Completed in 1876, the Sherman house was unlike anything that had been built in Newport up to this point. Most of the earlier homes had designs that were based on Greek, Italian, or French styles, but for this house Richardson blended elements from traditional English and American architecture, giving it a unique appearance that stood out among the other summer cottages in Newport. The house’s exterior, particularly the use of wooden shingles on the upper floors, proved highly influential, and the house became a prototype for Shingle-style architecture of the 1880s and 1890s. Richardson himself designed very few other houses, though, and  it would be two of his former assistants, Charles McKim and Stanford White, who would go on to create some of the finest Shingle-style homes.

Stanford White was involved in the design of the house, and he would play a larger role a few years later, when his firm of McKim, Mead & White was hired to design a large addition to the house. Built on the left side of the scene, this new wing substantially enlarged the house, while matching Richardson’s original exterior.

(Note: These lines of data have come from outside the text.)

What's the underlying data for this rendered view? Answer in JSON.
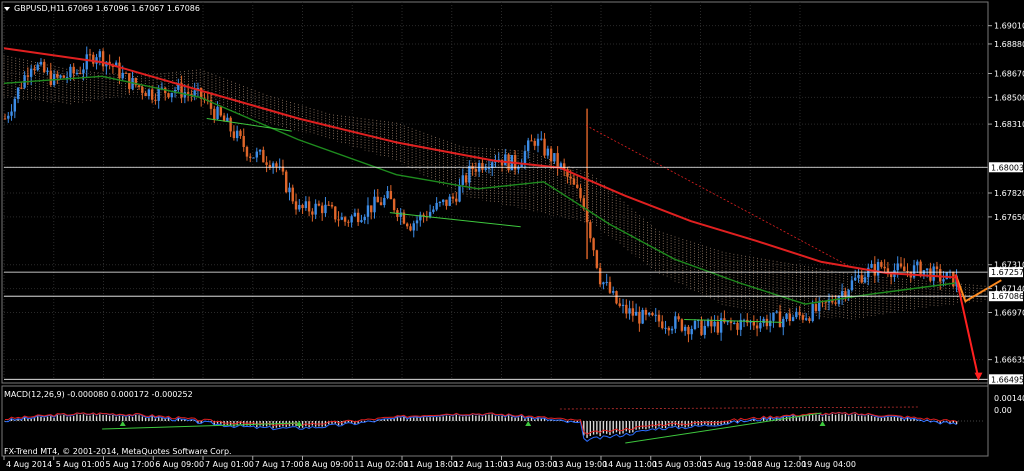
{
  "header": {
    "symbol": "GBPUSD,H1",
    "ohlc": "1.67069 1.67096 1.67067 1.67086"
  },
  "macd": {
    "title": "MACD(12,26,9) -0.000080 0.000172 -0.000252",
    "ticks": [
      "0.00140",
      "0.00"
    ]
  },
  "footer": "FX-Trend MT4, © 2001-2014, MetaQuotes Software Corp.",
  "colors": {
    "background": "#000000",
    "grid": "#2a2a2a",
    "candle_up": "#3c8ce6",
    "candle_down": "#e0662a",
    "ma_red": "#e02020",
    "ma_green": "#1e8c1e",
    "cloud": "#c9a78c",
    "trendline": "#3ec83e",
    "forecast_orange": "#ff8a1e",
    "forecast_red": "#ff2020",
    "hline": "#ffffff"
  },
  "chart_data": {
    "type": "candlestick",
    "timeframe": "H1",
    "price_ticks": [
      "1.69010",
      "1.68880",
      "1.68670",
      "1.68500",
      "1.68310",
      "1.68003",
      "1.67820",
      "1.67650",
      "1.67310",
      "1.67140",
      "1.66970",
      "1.66635"
    ],
    "ylim": [
      1.6649,
      1.6915
    ],
    "x_ticks": [
      "4 Aug 2014",
      "5 Aug 01:00",
      "5 Aug 17:00",
      "6 Aug 09:00",
      "7 Aug 01:00",
      "7 Aug 17:00",
      "8 Aug 09:00",
      "11 Aug 02:00",
      "11 Aug 18:00",
      "12 Aug 11:00",
      "13 Aug 03:00",
      "13 Aug 19:00",
      "14 Aug 11:00",
      "15 Aug 03:00",
      "15 Aug 19:00",
      "18 Aug 12:00",
      "19 Aug 04:00"
    ],
    "horizontal_levels": [
      {
        "label": "1.68003",
        "price": 1.68003
      },
      {
        "label": "1.67257",
        "price": 1.67257
      },
      {
        "label": "1.67086",
        "price": 1.67086
      },
      {
        "label": "1.66495",
        "price": 1.66495
      }
    ],
    "close_path": [
      [
        0,
        1.6835
      ],
      [
        8,
        1.6875
      ],
      [
        15,
        1.6862
      ],
      [
        22,
        1.6868
      ],
      [
        28,
        1.6882
      ],
      [
        34,
        1.687
      ],
      [
        38,
        1.6861
      ],
      [
        45,
        1.6853
      ],
      [
        52,
        1.6856
      ],
      [
        60,
        1.685
      ],
      [
        68,
        1.683
      ],
      [
        75,
        1.681
      ],
      [
        82,
        1.6805
      ],
      [
        90,
        1.677
      ],
      [
        97,
        1.6772
      ],
      [
        104,
        1.6762
      ],
      [
        110,
        1.677
      ],
      [
        117,
        1.6778
      ],
      [
        124,
        1.676
      ],
      [
        130,
        1.6769
      ],
      [
        137,
        1.6778
      ],
      [
        143,
        1.68
      ],
      [
        150,
        1.6808
      ],
      [
        156,
        1.6802
      ],
      [
        162,
        1.682
      ],
      [
        170,
        1.68
      ],
      [
        177,
        1.6775
      ],
      [
        182,
        1.6722
      ],
      [
        188,
        1.67
      ],
      [
        196,
        1.6692
      ],
      [
        204,
        1.669
      ],
      [
        212,
        1.6686
      ],
      [
        220,
        1.6688
      ],
      [
        228,
        1.669
      ],
      [
        236,
        1.6692
      ],
      [
        244,
        1.6695
      ],
      [
        250,
        1.67
      ],
      [
        256,
        1.6712
      ],
      [
        262,
        1.6724
      ],
      [
        268,
        1.673
      ],
      [
        274,
        1.6726
      ],
      [
        280,
        1.6728
      ],
      [
        286,
        1.6722
      ],
      [
        291,
        1.672
      ]
    ],
    "ma_red": [
      [
        0,
        1.6885
      ],
      [
        30,
        1.6875
      ],
      [
        60,
        1.6855
      ],
      [
        90,
        1.6835
      ],
      [
        120,
        1.6818
      ],
      [
        150,
        1.6805
      ],
      [
        170,
        1.68
      ],
      [
        190,
        1.678
      ],
      [
        210,
        1.6762
      ],
      [
        230,
        1.6748
      ],
      [
        250,
        1.6733
      ],
      [
        270,
        1.6725
      ],
      [
        291,
        1.6722
      ]
    ],
    "ma_green": [
      [
        0,
        1.686
      ],
      [
        30,
        1.6865
      ],
      [
        60,
        1.685
      ],
      [
        90,
        1.682
      ],
      [
        120,
        1.6795
      ],
      [
        145,
        1.6785
      ],
      [
        165,
        1.679
      ],
      [
        185,
        1.676
      ],
      [
        205,
        1.6735
      ],
      [
        225,
        1.6718
      ],
      [
        245,
        1.6703
      ],
      [
        265,
        1.671
      ],
      [
        291,
        1.6718
      ]
    ],
    "cloud_top": [
      [
        0,
        1.688
      ],
      [
        20,
        1.687
      ],
      [
        40,
        1.6865
      ],
      [
        60,
        1.687
      ],
      [
        80,
        1.6852
      ],
      [
        100,
        1.6838
      ],
      [
        120,
        1.6832
      ],
      [
        140,
        1.6815
      ],
      [
        160,
        1.6812
      ],
      [
        180,
        1.6795
      ],
      [
        200,
        1.6755
      ],
      [
        220,
        1.674
      ],
      [
        240,
        1.6732
      ],
      [
        260,
        1.6724
      ],
      [
        280,
        1.672
      ],
      [
        300,
        1.6716
      ]
    ],
    "cloud_bottom": [
      [
        0,
        1.685
      ],
      [
        20,
        1.6845
      ],
      [
        40,
        1.6852
      ],
      [
        60,
        1.6848
      ],
      [
        80,
        1.6832
      ],
      [
        100,
        1.682
      ],
      [
        120,
        1.6805
      ],
      [
        140,
        1.678
      ],
      [
        160,
        1.677
      ],
      [
        180,
        1.676
      ],
      [
        200,
        1.6725
      ],
      [
        220,
        1.6702
      ],
      [
        240,
        1.6695
      ],
      [
        260,
        1.6692
      ],
      [
        280,
        1.67
      ],
      [
        300,
        1.6705
      ]
    ],
    "trendlines": [
      {
        "from": [
          62,
          1.6835
        ],
        "to": [
          88,
          1.6826
        ]
      },
      {
        "from": [
          118,
          1.6768
        ],
        "to": [
          158,
          1.6758
        ]
      },
      {
        "from": [
          208,
          1.6692
        ],
        "to": [
          238,
          1.669
        ]
      }
    ],
    "forecast_orange": [
      [
        291,
        1.6724
      ],
      [
        294,
        1.6705
      ],
      [
        305,
        1.672
      ]
    ],
    "forecast_red": [
      [
        291,
        1.6724
      ],
      [
        298,
        1.665
      ]
    ],
    "macd_hist_span": [
      0,
      291
    ],
    "macd_arrows_at": [
      36,
      90,
      160,
      250
    ]
  }
}
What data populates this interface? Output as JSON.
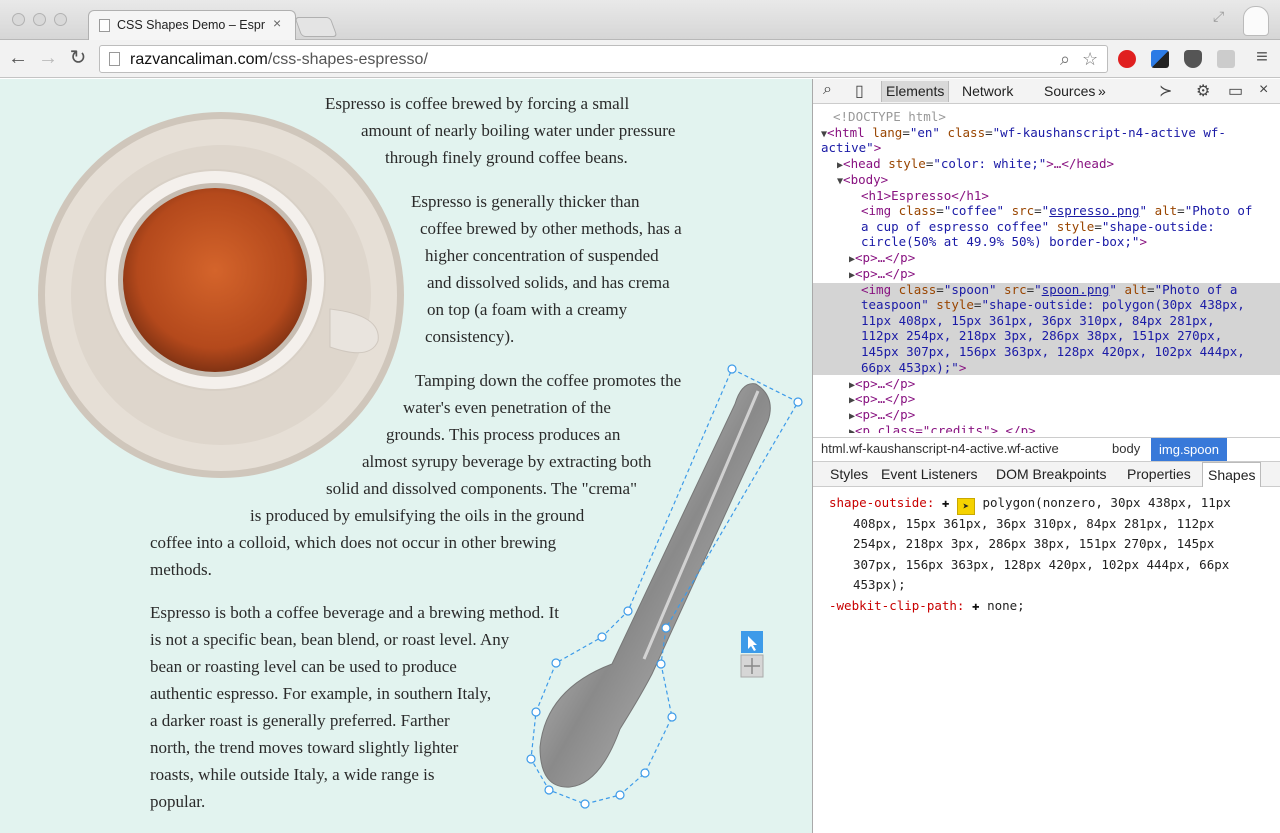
{
  "browser": {
    "tab_title": "CSS Shapes Demo – Espres",
    "tab_close": "×",
    "url_host": "razvancaliman.com",
    "url_path": "/css-shapes-espresso/"
  },
  "article": {
    "paragraphs": [
      [
        "Espresso is coffee brewed by forcing a small",
        "amount of nearly boiling water under pressure",
        "through finely ground coffee beans."
      ],
      [
        "Espresso is generally thicker than",
        "coffee brewed by other methods, has a",
        "higher concentration of suspended",
        "and dissolved solids, and has crema",
        "on top (a foam with a creamy",
        "consistency)."
      ],
      [
        "Tamping down the coffee promotes the",
        "water's even penetration of the",
        "grounds. This process produces an",
        "almost syrupy beverage by extracting both",
        "solid and dissolved components. The \"crema\"",
        "is produced by emulsifying the oils in the ground",
        "coffee into a colloid, which does not occur in other brewing",
        "methods."
      ],
      [
        "Espresso is both a coffee beverage and a brewing method. It",
        "is not a specific bean, bean blend, or roast level. Any",
        "bean or roasting level can be used to produce",
        "authentic espresso. For example, in southern Italy,",
        "a darker roast is generally preferred. Farther",
        "north, the trend moves toward slightly lighter",
        "roasts, while outside Italy, a wide range is",
        "popular."
      ]
    ]
  },
  "devtools": {
    "tabs": [
      "Elements",
      "Network",
      "Sources",
      "»"
    ],
    "dom": {
      "doctype": "<!DOCTYPE html>",
      "html_open": "html",
      "html_lang_attr": "lang",
      "html_lang_val": "\"en\"",
      "html_class_attr": "class",
      "html_class_val1": "\"wf-kaushanscript-n4-active wf-",
      "html_class_val2": "active\"",
      "head_line_a": "head",
      "head_style_attr": "style",
      "head_style_val": "\"color: white;\"",
      "head_line_b": "…</head>",
      "body": "body",
      "h1": "<h1>Espresso</h1>",
      "img1_tag": "img",
      "img1_class": "\"coffee\"",
      "img1_src": "espresso.png",
      "img1_alt1": "\"Photo of",
      "img1_alt2": "a cup of espresso coffee\"",
      "img1_style1": "\"shape-outside:",
      "img1_style2": "circle(50% at 49.9% 50%) border-box;\"",
      "p_collapsed": "<p>…</p>",
      "img2_tag": "img",
      "img2_class": "\"spoon\"",
      "img2_src": "spoon.png",
      "img2_alt1": "\"Photo of a",
      "img2_alt2": "teaspoon\"",
      "img2_style1": "\"shape-outside: polygon(30px 438px,",
      "img2_style2": "11px 408px, 15px 361px, 36px 310px, 84px 281px,",
      "img2_style3": "112px 254px, 218px 3px, 286px 38px, 151px 270px,",
      "img2_style4": "145px 307px, 156px 363px, 128px 420px, 102px 444px,",
      "img2_style5": "66px 453px);\"",
      "credits": "<p class=\"credits\">…</p>"
    },
    "breadcrumbs": [
      "html.wf-kaushanscript-n4-active.wf-active",
      "body",
      "img.spoon"
    ],
    "panel_tabs": [
      "Styles",
      "Event Listeners",
      "DOM Breakpoints",
      "Properties",
      "Shapes"
    ],
    "shapes": {
      "prop1": "shape-outside:",
      "val1_l1": "polygon(nonzero, 30px 438px, 11px",
      "val1_l2": "408px, 15px 361px, 36px 310px, 84px 281px, 112px",
      "val1_l3": "254px, 218px 3px, 286px 38px, 151px 270px, 145px",
      "val1_l4": "307px, 156px 363px, 128px 420px, 102px 444px, 66px",
      "val1_l5": "453px);",
      "prop2": "-webkit-clip-path:",
      "val2": "none;"
    }
  }
}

The first photo here shows the house as it originally appeared, sometime before construction on the addition began in 1879. It was completed two years later, with Stanford White providing interior designs for both a parlor and a library in this wing.

William and Annie Sherman had two daughters, Georgette and Sybil, who were born in the early 1870s. However, Annie died in 1884 at the age of 35, and the following year William remarried to Sophia Augusta Brown, the 18-year-old daughter of the late John Carter Brown II. A member of the prominent Brown family of Providence, John Carter Brown II was the son of Nicholas Brown, Jr., the namesake of Brown University, and John himself would later leave leave his mark on the university when his rare book collection became the basis for the John Carter Brown Library. Curiously, William Sherman’s oldest daughter, Georgette, would later marry Sophia’s older brother, Harold Brown, making William Sherman both a brother-in-law and father-in-law to his daughter’s new husband.

With his new wife, William Watts Sherman had two more daughters, Irene and Mildred, and around 1890 they expanded the house again, adding a ballroom that was designed by local architect Dudley Newton. He continued to spend summers here until his death in 1912, and Sophia owned the house until her death more than 30 years later, in 1946. By this point the massive Gilded Age mansions of Newport had fallen out of fashion, and the mid-20th century saw many of these landmarks demolished or converted into other uses. In the case of the Sherman house, it became the Baptist Home of Rhode Island, a retirement home that opened in 1950.

Because of its architectural significance, the house was designated as a National Historic Landmark in 1970, and it is also a contributing property in the Bellevue Avenue Historic District, which is likewise a National Historic Landmark. In 1982, the property was purchased by Salve Regina University, whose campus includes many other historic mansions in the area. It is now a dormitory for sophomore students, and still stands as one of Newport’s finest architectural treasures, with hardly any differences between these two photos aside from the 1879-1881 addition on the left side.